When I buy something from Amazon, especially a piece of electronic gadgetry, I always go through the reviews that were left on the product, paying close attention not to the 5-star reviews, but to the 1- and 2-star reviews to see what potential issues I could run into if I buy the item. There are always a bunch of 1-star issues from people who purchased the item thinking that it would do something that the description of the item made clear that it wouldn’t. For example, I was looking at the Bubba Keg, and it says quite clearly in the description that it’s not dishwasher-safe. Fully half of the 1-star reviews were written by people who put their Bubba Keg in the dishwasher. Another significant portion were written by people bitching about Amazon’s customer service. And there are always one or two people who clearly loved the product based on their review, who probably had no idea that the number of stars you give an item is directly proportional to the enjoyment you derived from it.
Likewise with the books, particularly those with a political slant. A significant percentage of the low ratings come from people who clearly never read the book and just wanted the opportunity to call the author an asshole.
When I was a trainer, at the end of every class we handed out review sheets, sometimes called “smile sheets” because the majority of them come back “oh, everything was great, instructor was fantastic, receptionist is the most beautiful creature God ever put on the face of the earth,” etc. Occasionally, you’d get a real clunker from someone who just plain old didn’t like you, your methods, or the answers they got to the questions they asked, which is fair enough. More often than not, reading what they say reveals what their real problem was. Like the guy who objected strongly to getting peanuts instead of cookies at afternoon break. Or the woman who didn’t want to be there but was told by her boss she had to be. Or they complain about always starting late after a break when it was they who were always coming back late (and you know that if you started on time, they’d complain about that). Or that we didn’t get through all the material because the instructor was responding to the complainer’s constant questions, which were meant as a form of a game called NIGYSOB (Now I Gotcha, You Son Of a Bitch), which is described in some detail in Eric Berne’s 1964 book Games People Play. (An excellent book, by the way.)

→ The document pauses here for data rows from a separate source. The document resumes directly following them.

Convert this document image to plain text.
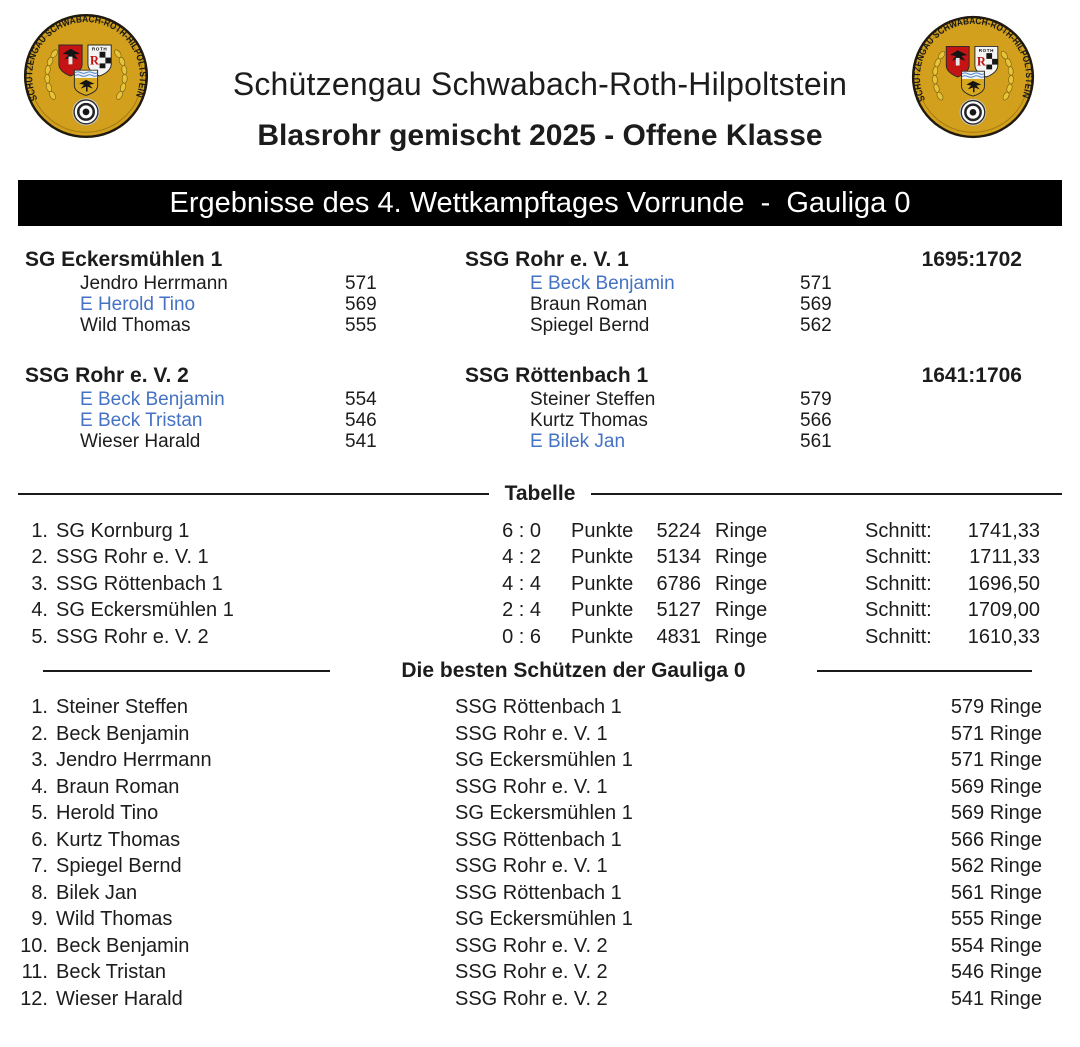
SCHÜTZENGAU SCHWABACH-ROTH-HILPOLTSTEIN
ROTH
R
SCHÜTZENGAU SCHWABACH-ROTH-HILPOLTSTEIN
ROTH
R
Schützengau Schwabach-Roth-Hilpoltstein
Blasrohr gemischt 2025 - Offene Klasse
Ergebnisse des 4. Wettkampftages Vorrunde  -  Gauliga 0
SG Eckersmühlen 1	SSG Rohr e. V. 1	1695:1702
Jendro Herrmann	571
E Herold Tino	569
Wild Thomas	555
E Beck Benjamin	571
Braun Roman	569
Spiegel Bernd	562
SSG Rohr e. V. 2	SSG Röttenbach 1	1641:1706
E Beck Benjamin	554
E Beck Tristan	546
Wieser Harald	541
Steiner Steffen	579
Kurtz Thomas	566
E Bilek Jan	561
Tabelle
1. SG Kornburg 1	6 : 0	Punkte	5224 Ringe	Schnitt:	1741,33
2. SSG Rohr e. V. 1	4 : 2	Punkte	5134 Ringe	Schnitt:	1711,33
3. SSG Röttenbach 1	4 : 4	Punkte	6786 Ringe	Schnitt:	1696,50
4. SG Eckersmühlen 1	2 : 4	Punkte	5127 Ringe	Schnitt:	1709,00
5. SSG Rohr e. V. 2	0 : 6	Punkte	4831 Ringe	Schnitt:	1610,33
Die besten Schützen der Gauliga 0
1. Steiner Steffen	SSG Röttenbach 1	579 Ringe
2. Beck Benjamin	SSG Rohr e. V. 1	571 Ringe
3. Jendro Herrmann	SG Eckersmühlen 1	571 Ringe
4. Braun Roman	SSG Rohr e. V. 1	569 Ringe
5. Herold Tino	SG Eckersmühlen 1	569 Ringe
6. Kurtz Thomas	SSG Röttenbach 1	566 Ringe
7. Spiegel Bernd	SSG Rohr e. V. 1	562 Ringe
8. Bilek Jan	SSG Röttenbach 1	561 Ringe
9. Wild Thomas	SG Eckersmühlen 1	555 Ringe
10. Beck Benjamin	SSG Rohr e. V. 2	554 Ringe
11. Beck Tristan	SSG Rohr e. V. 2	546 Ringe
12. Wieser Harald	SSG Rohr e. V. 2	541 Ringe
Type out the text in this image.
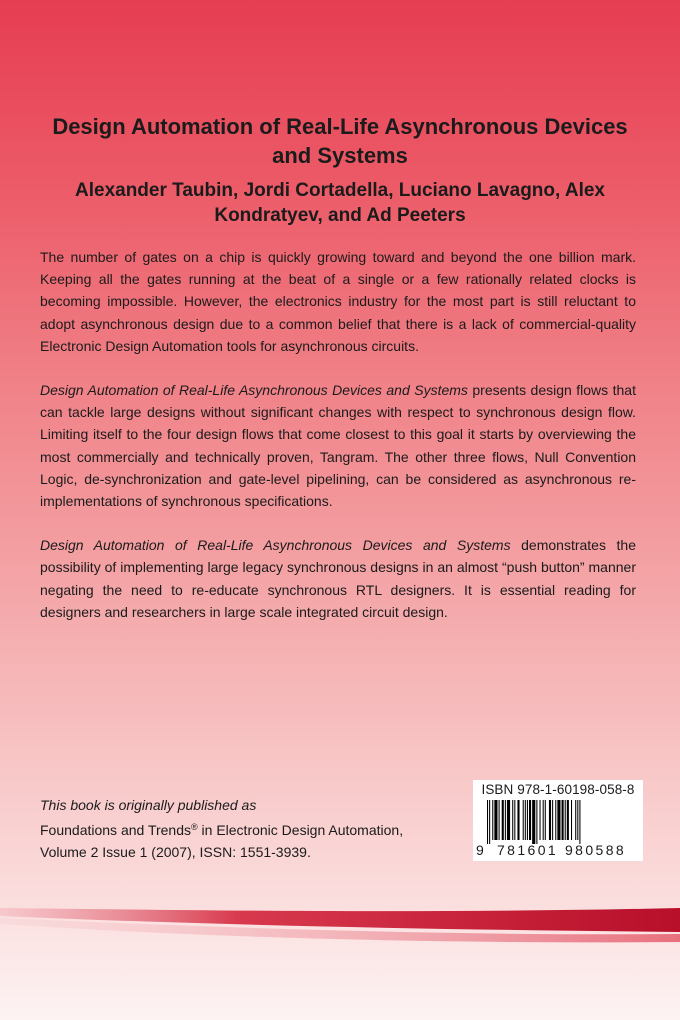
Design Automation of Real-Life Asynchronous Devices and Systems
Alexander Taubin, Jordi Cortadella, Luciano Lavagno, Alex Kondratyev, and Ad Peeters

The number of gates on a chip is quickly growing toward and beyond the one billion mark. Keeping all the gates running at the beat of a single or a few rationally related clocks is becoming impossible. However, the electronics industry for the most part is still reluctant to adopt asynchronous design due to a common belief that there is a lack of commercial-quality Electronic Design Automation tools for asynchronous circuits.

Design Automation of Real-Life Asynchronous Devices and Systems presents design flows that can tackle large designs without significant changes with respect to synchronous design flow. Limiting itself to the four design flows that come closest to this goal it starts by overviewing the most commercially and technically proven, Tangram. The other three flows, Null Convention Logic, de-synchronization and gate-level pipelining, can be considered as asynchronous re-implementations of synchronous specifications.

Design Automation of Real-Life Asynchronous Devices and Systems demonstrates the possibility of implementing large legacy synchronous designs in an almost “push button” manner negating the need to re-educate synchronous RTL designers. It is essential reading for designers and researchers in large scale integrated circuit design.

This book is originally published as
Foundations and Trends® in Electronic Design Automation,
Volume 2 Issue 1 (2007), ISSN: 1551-3939.
ISBN 978-1-60198-058-8
9 781601 980588
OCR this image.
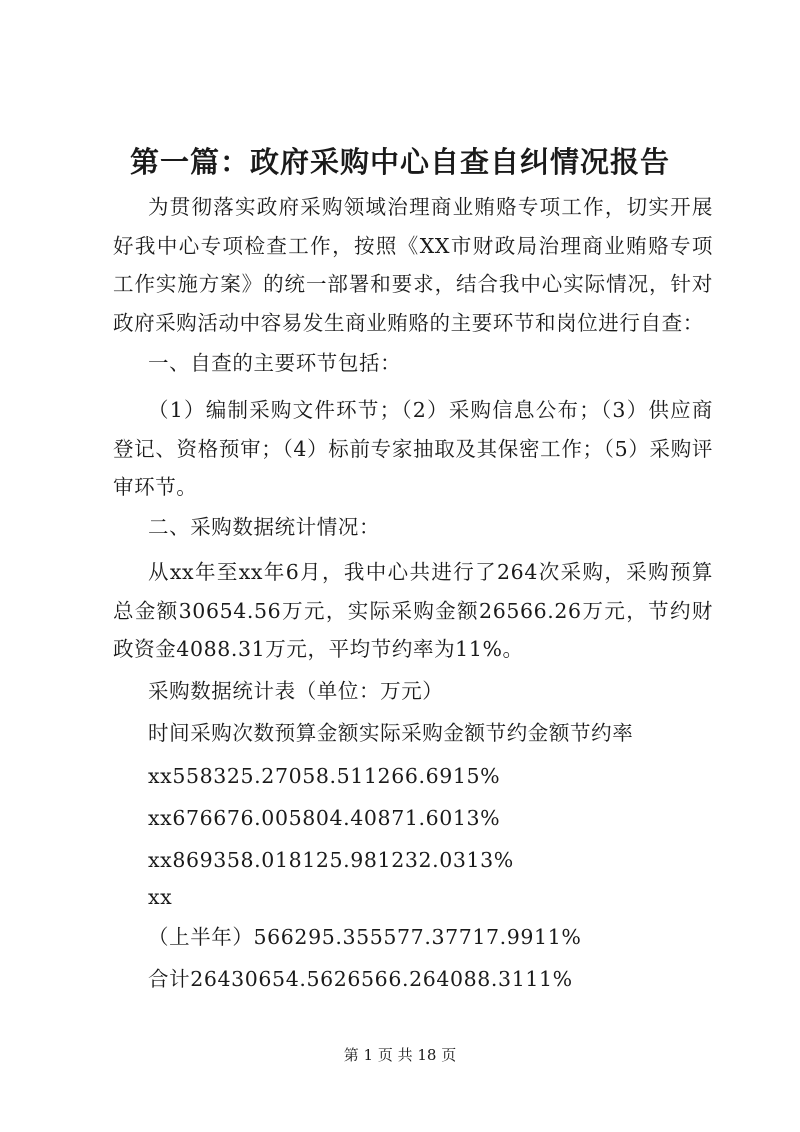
第一篇：政府采购中心自查自纠情况报告
为贯彻落实政府采购领域治理商业贿赂专项工作，切实开展好我中心专项检查工作，按照《XX市财政局治理商业贿赂专项工作实施方案》的统一部署和要求，结合我中心实际情况，针对政府采购活动中容易发生商业贿赂的主要环节和岗位进行自查：
一、自查的主要环节包括：
（1）编制采购文件环节；（2）采购信息公布；（3）供应商登记、资格预审；（4）标前专家抽取及其保密工作；（5）采购评审环节。
二、采购数据统计情况：
从xx年至xx年6月，我中心共进行了264次采购，采购预算总金额30654.56万元，实际采购金额26566.26万元，节约财政资金4088.31万元，平均节约率为11%。
采购数据统计表（单位：万元）
时间采购次数预算金额实际采购金额节约金额节约率
xx558325.27058.511266.6915%
xx676676.005804.40871.6013%
xx869358.018125.981232.0313%
xx
（上半年）566295.355577.37717.9911%
合计26430654.5626566.264088.3111%
第 1 页 共 18 页
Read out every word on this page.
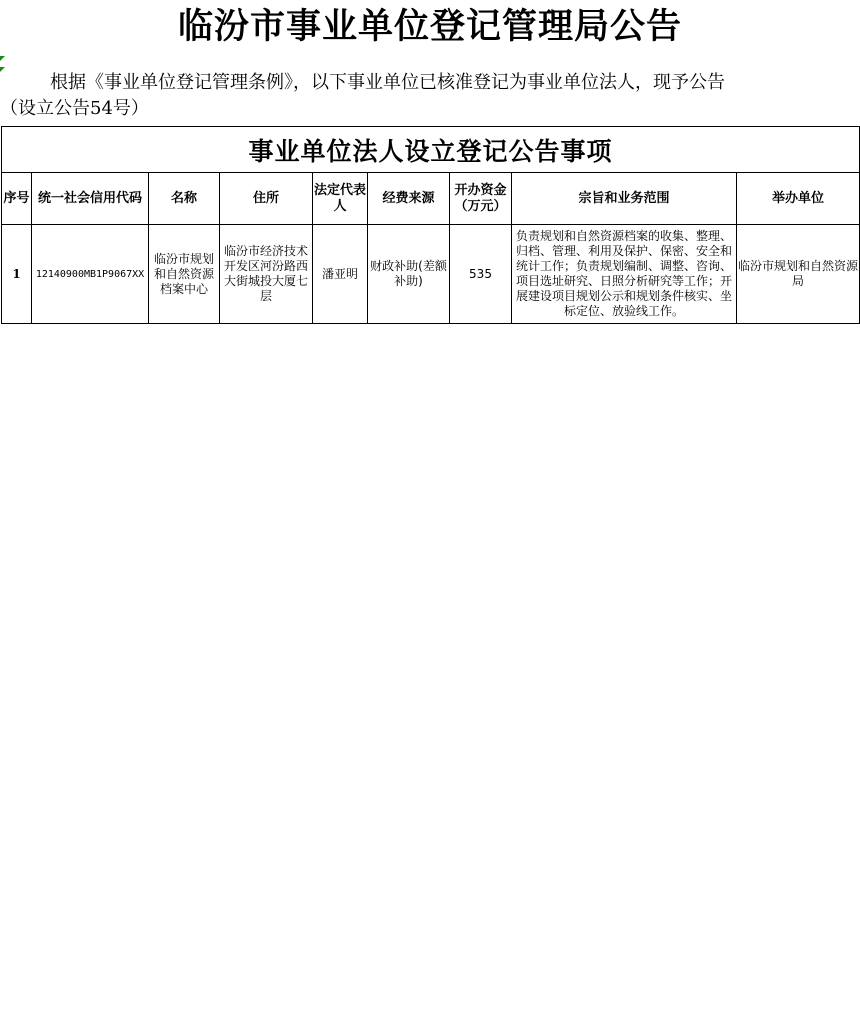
临汾市事业单位登记管理局公告
根据《事业单位登记管理条例》，以下事业单位已核准登记为事业单位法人，现予公告
（设立公告54号）
事业单位法人设立登记公告事项								
序号	统一社会信用代码	名称	住所	法定代表人	经费来源	开办资金（万元）	宗旨和业务范围	举办单位
1	12140900MB1P9067XX	临汾市规划和自然资源档案中心	临汾市经济技术开发区河汾路西大街城投大厦七层	潘亚明	财政补助(差额补助)	535	负责规划和自然资源档案的收集、整理、归档、管理、利用及保护、保密、安全和统计工作；负责规划编制、调整、咨询、项目选址研究、日照分析研究等工作；开展建设项目规划公示和规划条件核实、坐标定位、放验线工作。	临汾市规划和自然资源局
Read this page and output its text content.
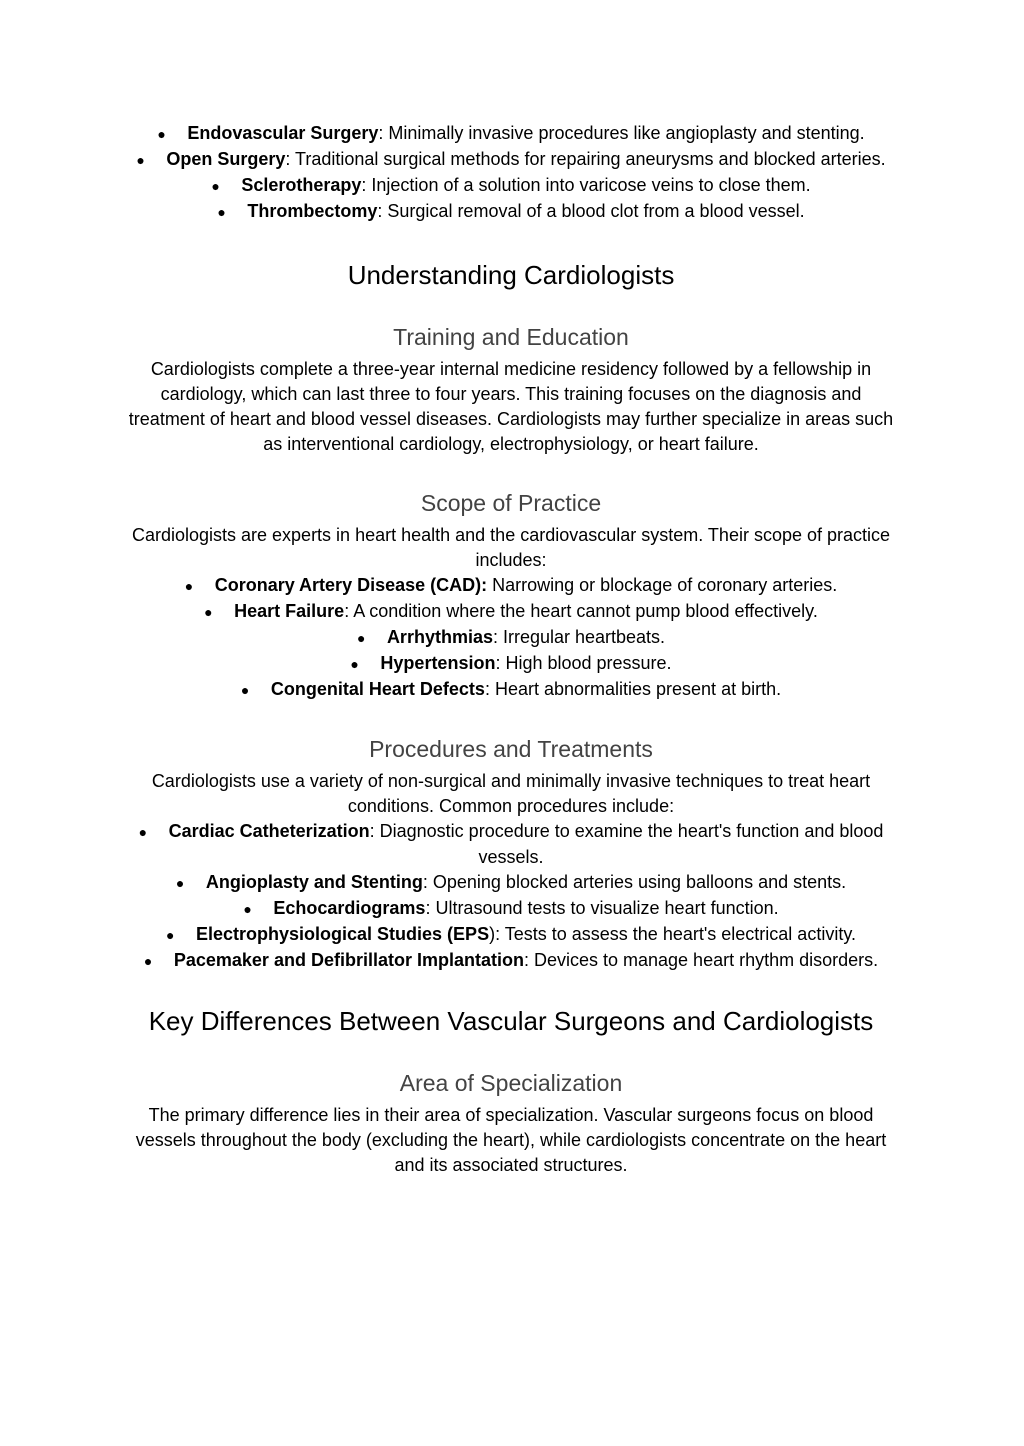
● Endovascular Surgery: Minimally invasive procedures like angioplasty and stenting.
● Open Surgery: Traditional surgical methods for repairing aneurysms and blocked arteries.
● Sclerotherapy: Injection of a solution into varicose veins to close them.
● Thrombectomy: Surgical removal of a blood clot from a blood vessel.
Understanding Cardiologists
Training and Education

Cardiologists complete a three-year internal medicine residency followed by a fellowship in cardiology, which can last three to four years. This training focuses on the diagnosis and treatment of heart and blood vessel diseases. Cardiologists may further specialize in areas such as interventional cardiology, electrophysiology, or heart failure.

Scope of Practice

Cardiologists are experts in heart health and the cardiovascular system. Their scope of practice includes:

● Coronary Artery Disease (CAD): Narrowing or blockage of coronary arteries.
● Heart Failure: A condition where the heart cannot pump blood effectively.
● Arrhythmias: Irregular heartbeats.
● Hypertension: High blood pressure.
● Congenital Heart Defects: Heart abnormalities present at birth.
Procedures and Treatments

Cardiologists use a variety of non-surgical and minimally invasive techniques to treat heart conditions. Common procedures include:

● Cardiac Catheterization: Diagnostic procedure to examine the heart's function and blood vessels.
● Angioplasty and Stenting: Opening blocked arteries using balloons and stents.
● Echocardiograms: Ultrasound tests to visualize heart function.
● Electrophysiological Studies (EPS): Tests to assess the heart's electrical activity.
● Pacemaker and Defibrillator Implantation: Devices to manage heart rhythm disorders.
Key Differences Between Vascular Surgeons and Cardiologists
Area of Specialization

The primary difference lies in their area of specialization. Vascular surgeons focus on blood vessels throughout the body (excluding the heart), while cardiologists concentrate on the heart and its associated structures.
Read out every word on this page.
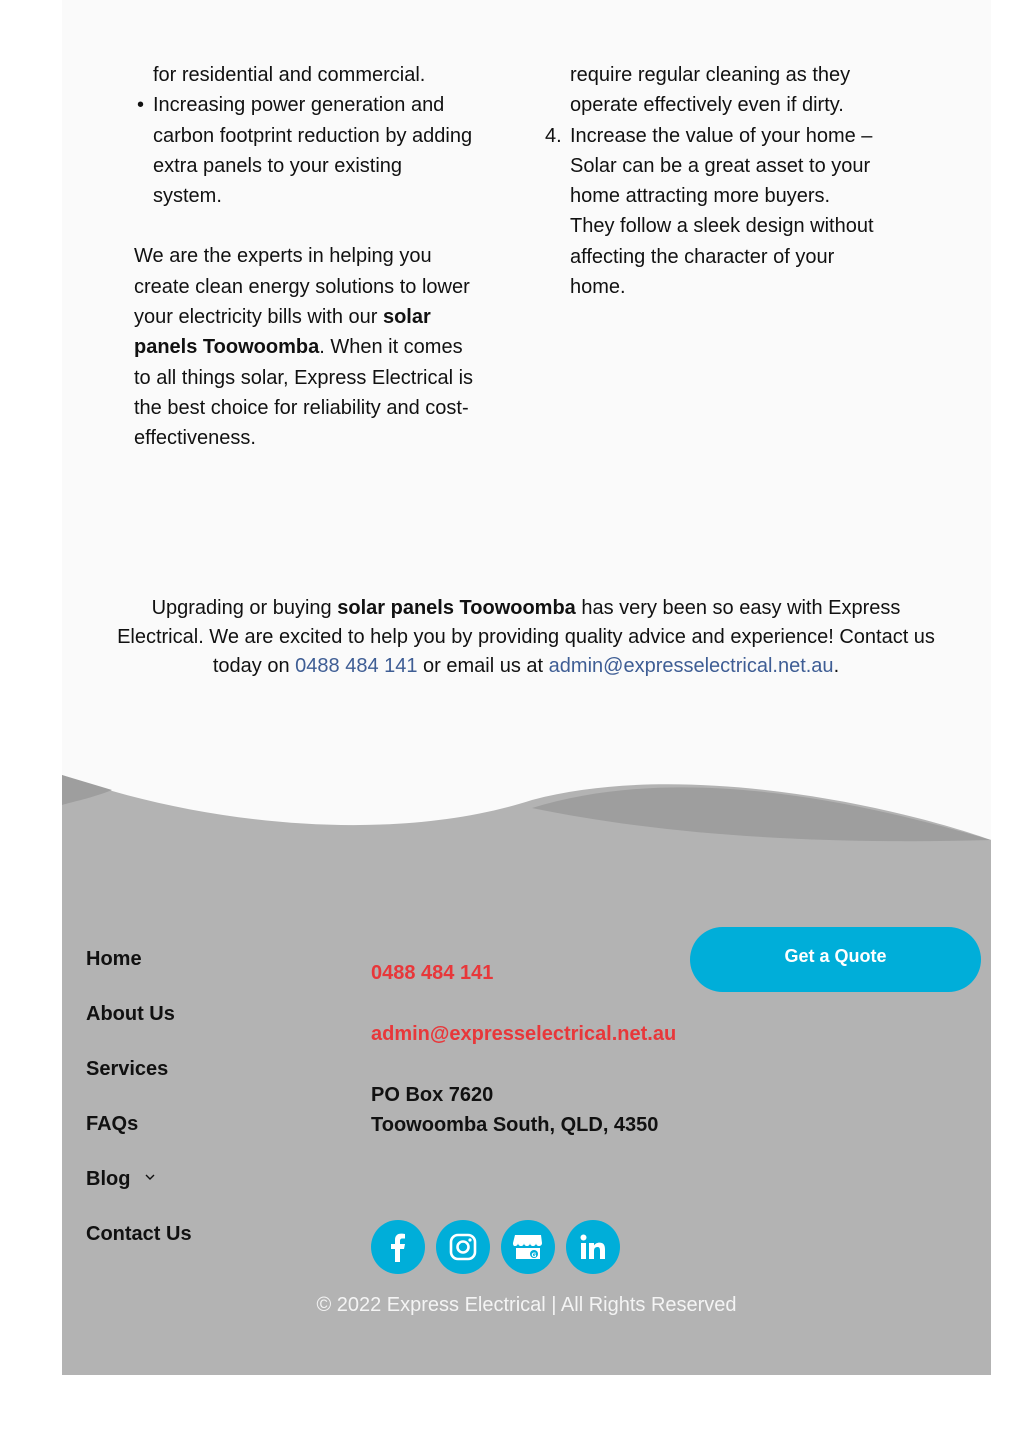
for residential and commercial.
• Increasing power generation and carbon footprint reduction by adding extra panels to your existing system.

We are the experts in helping you create clean energy solutions to lower your electricity bills with our solar panels Toowoomba. When it comes to all things solar, Express Electrical is the best choice for reliability and cost-effectiveness.

require regular cleaning as they operate effectively even if dirty.
4. Increase the value of your home – Solar can be a great asset to your home attracting more buyers. They follow a sleek design without affecting the character of your home.
Upgrading or buying solar panels Toowoomba has very been so easy with Express Electrical. We are excited to help you by providing quality advice and experience! Contact us today on 0488 484 141 or email us at admin@expresselectrical.net.au.
Home
About Us
Services
FAQs
Blog
Contact Us
0488 484 141
admin@expresselectrical.net.au
PO Box 7620
Toowoomba South, QLD, 4350
Get a Quote
G
© 2022 Express Electrical | All Rights Reserved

If you’ve bought or downloaded an app from the Apple Store or the Google Play Store, you’ve no doubt been asked for your opinion of it, usually after you’ve had it for a week or so, but sometimes before you’ve even had a chance to use it. A popup will ask you if you’d like to leave a review now or later. The better apps will ask you a month later if you chose “later.” The ones developed by needy individuals will nag you constantly for a review. I had one of those, and finally wrote a review giving the app three stars, indicating that I would have given it five if I wasn’t constantly being nagged to write a review. The developer wrote me a nasty email ending with something that sounded like “truck flu,” whereupon I uninstalled his app, which I probably should have done in the first place.